Silicon Valley Bank discussed selling a chunk of its bond portfolio at a loss as early as last November, according to newly released documents that show executives grappling with a liquidity crisis at the lender months before it succumbed to a historic bank run.

In an internal presentation codenamed “Project Phoenix”, SVB executives debated selling up to $20bn worth of bonds at a $2bn loss, while warning that there was “no silver bullet” to solve the increasingly urgent problem of deposit outflows that were projected to continue.

“Investor reaction is expected to be very negative,” the November board presentation said, with the last two words in bold and underlined.

That warning proved apposite. A day after the bank launched a version of the plan in March, shares in SVB Financial fell by 60 per cent. Regulators seized the bank the next day, and its parent company declared bankruptcy.

Internal SVB discussion documents, dated November 8, were released by the Federal Reserve on Friday as part of the central bank’s review of its handling of the second-biggest bank failure in US history.

“While we do not plan to move forward at this time,” the presentation stated, “these are options that we can consider should current market conditions persist”.

The plan, if enacted, would have marked the second time in just nine months the bank had decided to reverse its interest rate hedging strategy.

At the beginning of 2022, SVB owned interest rate hedges intended to offset the losses on its bond portfolio if interest rates were to rise.

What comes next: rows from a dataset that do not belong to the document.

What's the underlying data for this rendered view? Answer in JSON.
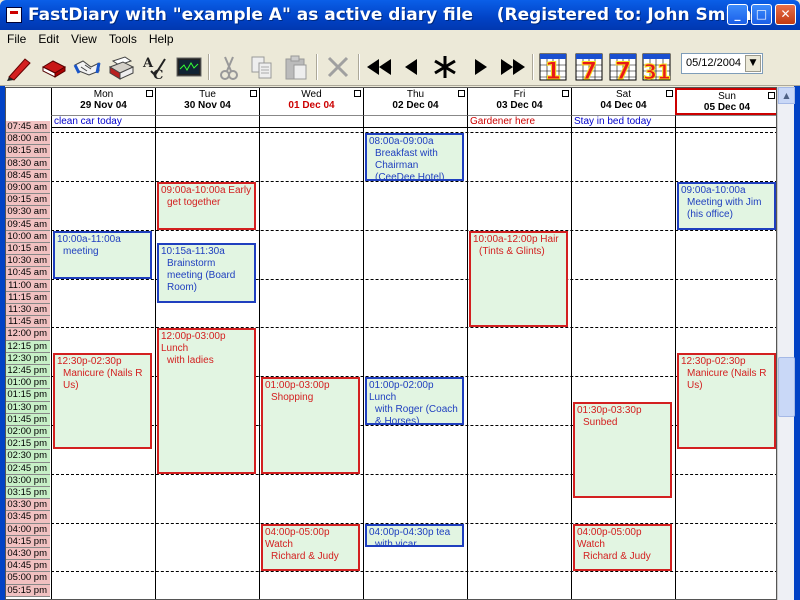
{
  "window": {
    "title": "FastDiary with \"example A\" as active diary file    (Registered to: John Smith)"
  },
  "menu": [
    "File",
    "Edit",
    "View",
    "Tools",
    "Help"
  ],
  "toolbar": {
    "buttons": [
      "pencil-icon",
      "book-icon",
      "handshake-icon",
      "printer-icon",
      "spellcheck-icon",
      "monitor-icon",
      "cut-icon",
      "copy-icon",
      "paste-icon",
      "delete-icon",
      "rewind-icon",
      "back-icon",
      "today-star-icon",
      "forward-icon",
      "fast-forward-icon",
      "view-1-day-icon",
      "view-7-day-icon",
      "view-7-day-alt-icon",
      "view-31-day-icon"
    ],
    "view_numbers": [
      "1",
      "7",
      "7",
      "31"
    ],
    "date": "05/12/2004"
  },
  "days": [
    {
      "name": "Mon",
      "date": "29 Nov 04",
      "note": "clean car today",
      "note_color": "#0000cc"
    },
    {
      "name": "Tue",
      "date": "30 Nov 04",
      "note": "",
      "note_color": "#0000cc"
    },
    {
      "name": "Wed",
      "date": "01 Dec 04",
      "note": "",
      "note_color": "#0000cc",
      "today": true
    },
    {
      "name": "Thu",
      "date": "02 Dec 04",
      "note": "",
      "note_color": "#0000cc"
    },
    {
      "name": "Fri",
      "date": "03 Dec 04",
      "note": "Gardener here",
      "note_color": "#cc0000"
    },
    {
      "name": "Sat",
      "date": "04 Dec 04",
      "note": "Stay in bed today",
      "note_color": "#0000cc"
    },
    {
      "name": "Sun",
      "date": "05 Dec 04",
      "note": "",
      "note_color": "#0000cc",
      "selected": true
    }
  ],
  "times": [
    "07:45 am",
    "08:00 am",
    "08:15 am",
    "08:30 am",
    "08:45 am",
    "09:00 am",
    "09:15 am",
    "09:30 am",
    "09:45 am",
    "10:00 am",
    "10:15 am",
    "10:30 am",
    "10:45 am",
    "11:00 am",
    "11:15 am",
    "11:30 am",
    "11:45 am",
    "12:00 pm",
    "12:15 pm",
    "12:30 pm",
    "12:45 pm",
    "01:00 pm",
    "01:15 pm",
    "01:30 pm",
    "01:45 pm",
    "02:00 pm",
    "02:15 pm",
    "02:30 pm",
    "02:45 pm",
    "03:00 pm",
    "03:15 pm",
    "03:30 pm",
    "03:45 pm",
    "04:00 pm",
    "04:15 pm",
    "04:30 pm",
    "04:45 pm",
    "05:00 pm",
    "05:15 pm"
  ],
  "appointments": [
    {
      "day": 0,
      "start": "10:00",
      "end": "11:00",
      "time": "10:00a-11:00a",
      "desc": "meeting",
      "color": "blue"
    },
    {
      "day": 0,
      "start": "12:30",
      "end": "14:30",
      "time": "12:30p-02:30p",
      "desc": "Manicure (Nails R Us)",
      "color": "red"
    },
    {
      "day": 1,
      "start": "09:00",
      "end": "10:00",
      "time": "09:00a-10:00a Early",
      "desc": "get together",
      "color": "red"
    },
    {
      "day": 1,
      "start": "10:15",
      "end": "11:30",
      "time": "10:15a-11:30a",
      "desc": "Brainstorm meeting (Board Room)",
      "color": "blue"
    },
    {
      "day": 1,
      "start": "12:00",
      "end": "15:00",
      "time": "12:00p-03:00p Lunch",
      "desc": "with ladies",
      "color": "red"
    },
    {
      "day": 2,
      "start": "13:00",
      "end": "15:00",
      "time": "01:00p-03:00p",
      "desc": "Shopping",
      "color": "red"
    },
    {
      "day": 2,
      "start": "16:00",
      "end": "17:00",
      "time": "04:00p-05:00p Watch",
      "desc": "Richard & Judy",
      "color": "red"
    },
    {
      "day": 3,
      "start": "08:00",
      "end": "09:00",
      "time": "08:00a-09:00a",
      "desc": "Breakfast with Chairman (CeeDee Hotel)",
      "color": "blue"
    },
    {
      "day": 3,
      "start": "13:00",
      "end": "14:00",
      "time": "01:00p-02:00p Lunch",
      "desc": "with Roger (Coach & Horses)",
      "color": "blue"
    },
    {
      "day": 3,
      "start": "16:00",
      "end": "16:30",
      "time": "04:00p-04:30p tea",
      "desc": "with vicar",
      "color": "blue"
    },
    {
      "day": 4,
      "start": "10:00",
      "end": "12:00",
      "time": "10:00a-12:00p Hair",
      "desc": "(Tints & Glints)",
      "color": "red"
    },
    {
      "day": 5,
      "start": "13:30",
      "end": "15:30",
      "time": "01:30p-03:30p",
      "desc": "Sunbed",
      "color": "red"
    },
    {
      "day": 5,
      "start": "16:00",
      "end": "17:00",
      "time": "04:00p-05:00p Watch",
      "desc": "Richard & Judy",
      "color": "red"
    },
    {
      "day": 6,
      "start": "09:00",
      "end": "10:00",
      "time": "09:00a-10:00a",
      "desc": "Meeting with Jim (his office)",
      "color": "blue"
    },
    {
      "day": 6,
      "start": "12:30",
      "end": "14:30",
      "time": "12:30p-02:30p",
      "desc": "Manicure (Nails R Us)",
      "color": "red"
    }
  ]
}
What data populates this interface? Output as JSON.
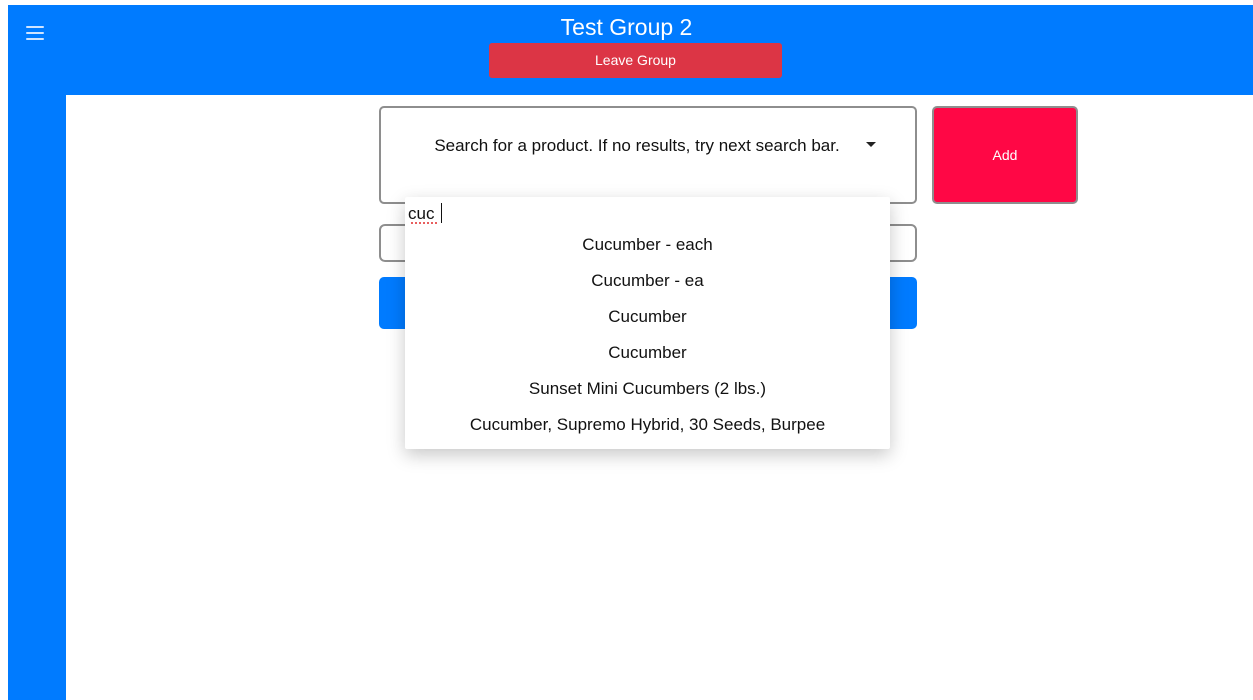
{
  "header": {
    "title": "Test Group 2",
    "leave_label": "Leave Group",
    "menu_icon": "hamburger-menu-icon"
  },
  "search": {
    "placeholder": "Search for a product. If no results, try next search bar.",
    "query": "cuc",
    "options": [
      "Cucumber - each",
      "Cucumber - ea",
      "Cucumber",
      "Cucumber",
      "Sunset Mini Cucumbers (2 lbs.)",
      "Cucumber, Supremo Hybrid, 30 Seeds, Burpee"
    ]
  },
  "actions": {
    "add_label": "Add"
  },
  "colors": {
    "primary": "#007bff",
    "danger": "#dc3545",
    "add": "#ff0745"
  }
}
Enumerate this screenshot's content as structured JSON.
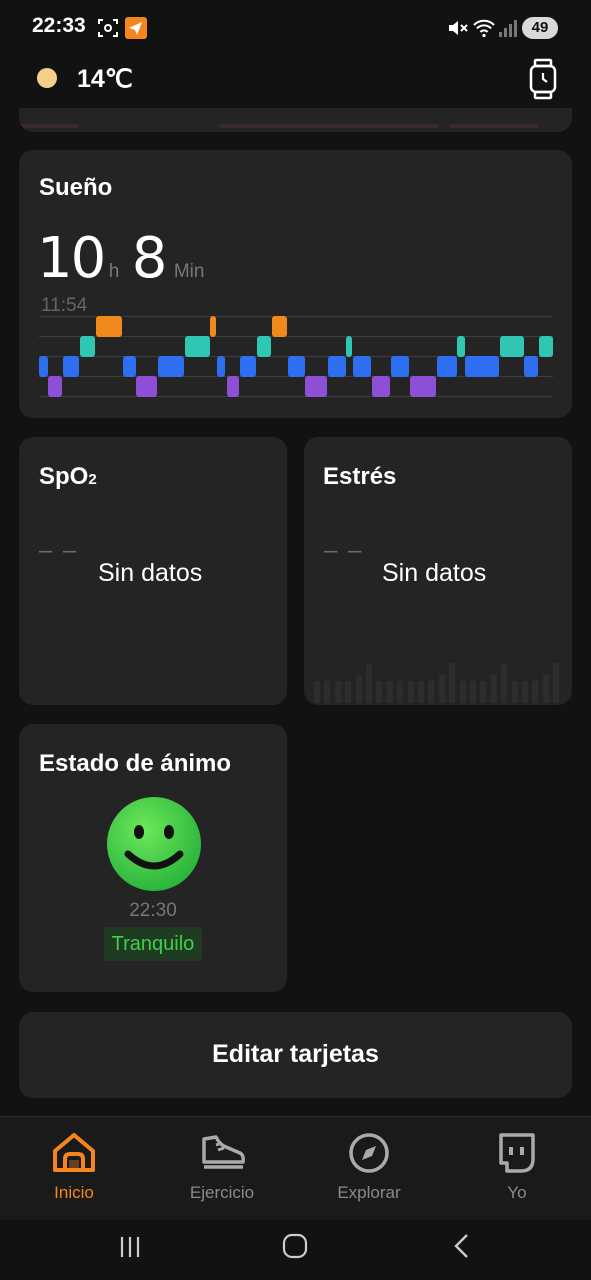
{
  "status_bar": {
    "time": "22:33",
    "battery": "49"
  },
  "header": {
    "temperature": "14℃"
  },
  "sleep": {
    "title": "Sueño",
    "hours": "10",
    "hours_unit": "h",
    "minutes": "8",
    "minutes_unit": "Min",
    "start_time": "11:54",
    "stage_colors": {
      "awake": "#f08a1c",
      "rem": "#2fc6b4",
      "light": "#2e6ef0",
      "deep": "#8d4fd6"
    }
  },
  "spo2": {
    "title_main": "SpO",
    "title_sub": "2",
    "dash": "– –",
    "no_data": "Sin datos"
  },
  "stress": {
    "title": "Estrés",
    "dash": "– –",
    "no_data": "Sin datos"
  },
  "mood": {
    "title": "Estado de ánimo",
    "time": "22:30",
    "state": "Tranquilo"
  },
  "edit_cards": {
    "label": "Editar tarjetas"
  },
  "nav": {
    "items": [
      {
        "label": "Inicio",
        "icon": "home-icon",
        "active": true
      },
      {
        "label": "Ejercicio",
        "icon": "shoe-icon",
        "active": false
      },
      {
        "label": "Explorar",
        "icon": "compass-icon",
        "active": false
      },
      {
        "label": "Yo",
        "icon": "profile-icon",
        "active": false
      }
    ]
  }
}
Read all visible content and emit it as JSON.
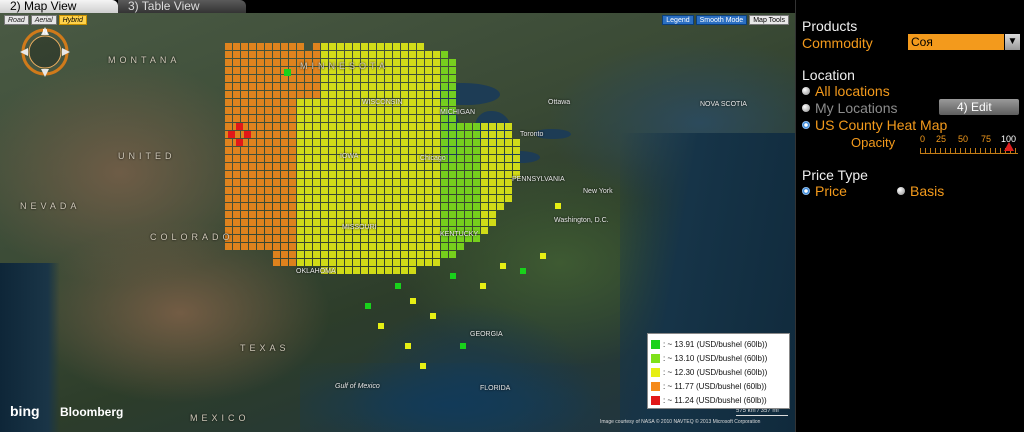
{
  "tabs": [
    {
      "label": "2) Map View",
      "active": true
    },
    {
      "label": "3) Table View",
      "active": false
    }
  ],
  "map": {
    "types": [
      "Road",
      "Aerial",
      "Hybrid"
    ],
    "active_type": "Hybrid",
    "controls": [
      "Legend",
      "Smooth Mode",
      "Map Tools"
    ],
    "compass_label": "N",
    "branding": {
      "bing": "bing",
      "bloomberg": "Bloomberg"
    },
    "scale": "575 km / 357 mi",
    "credits": "Image courtesy of NASA © 2010 NAVTEQ © 2013 Microsoft Corporation",
    "labels": {
      "montana": "MONTANA",
      "minnesota": "MINNESOTA",
      "wisconsin": "WISCONSIN",
      "michigan": "MICHIGAN",
      "iowa": "IOWA",
      "missouri": "MISSOURI",
      "kentucky": "KENTUCKY",
      "colorado": "COLORADO",
      "nevada": "NEVADA",
      "oklahoma": "OKLAHOMA",
      "texas": "TEXAS",
      "mexico": "MEXICO",
      "georgia": "GEORGIA",
      "florida": "FLORIDA",
      "pennsylvania": "PENNSYLVANIA",
      "new_york": "New York",
      "chicago": "Chicago",
      "united": "UNITED",
      "gulf_of_mexico": "Gulf of Mexico",
      "nova_scotia": "NOVA SCOTIA",
      "toronto": "Toronto",
      "ottawa": "Ottawa",
      "washington": "Washington, D.C."
    }
  },
  "legend": {
    "items": [
      {
        "text": ": ~ 13.91 (USD/bushel (60lb))",
        "color": "#19d11b"
      },
      {
        "text": ": ~ 13.10 (USD/bushel (60lb))",
        "color": "#7fe11a"
      },
      {
        "text": ": ~ 12.30 (USD/bushel (60lb))",
        "color": "#e6ef14"
      },
      {
        "text": ": ~ 11.77 (USD/bushel (60lb))",
        "color": "#f58a1a"
      },
      {
        "text": ": ~ 11.24 (USD/bushel (60lb))",
        "color": "#e21818"
      }
    ]
  },
  "panel": {
    "products_heading": "Products",
    "commodity_label": "Commodity",
    "commodity_value": "Соя",
    "location_heading": "Location",
    "location_options": [
      {
        "label": "All locations",
        "state": "enabled"
      },
      {
        "label": "My Locations",
        "state": "disabled"
      },
      {
        "label": "US County Heat Map",
        "state": "selected"
      }
    ],
    "edit_button": "4) Edit",
    "opacity_label": "Opacity",
    "opacity_ticks": [
      "0",
      "25",
      "50",
      "75",
      "100"
    ],
    "opacity_value": 100,
    "price_type_heading": "Price Type",
    "price_options": [
      {
        "label": "Price",
        "selected": true
      },
      {
        "label": "Basis",
        "selected": false
      }
    ]
  }
}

But in March that year, SVB was so confident of its financial position that it began shedding the hedges so as to maximise its gains in the event that a recession forced the Fed to pivot to cutting rates.

“Protecting profitability was the focus,” the Fed said in its report.

By November, falling tech valuations were causing venture capital firms to slow their investments and SVB’s clientele of cash-burning start-ups were withdrawing deposits at an alarming rate.

As the bank’s stockpile of liquid assets ran low, SVB confronted the possibility that it might have to sell some of its long-dated bonds to meet those withdrawals. In an effort to limit the losses that would entail, the board considered buying hedges similar to those it had been selling in March.

To complete the manoeuvre, SVB would have had to hasten its adoption of a new accounting standard, the documents show.

According to the November board presentation, “a one-time transfer from our HTM [hold to maturity] to AFS [available for sale] portfolio . . . for purposes of hedging those securities in support of interest rate management” was among the options considered.

The November discussion took place one month before SVB chief executive Greg Becker told the Financial Times that an early sale of the HTM portfolio was off the table.

“We have no intention of using it or selling it as we can borrow against it,” Becker told the FT in December.

Instead he floated using some of the bank’s $91bn worth of “off balance sheet assets” to prop up its finances. “We have lots of flexibility but it would only be needed if we saw net deposit outflows,” he said. “I don’t think that is a likely scenario.”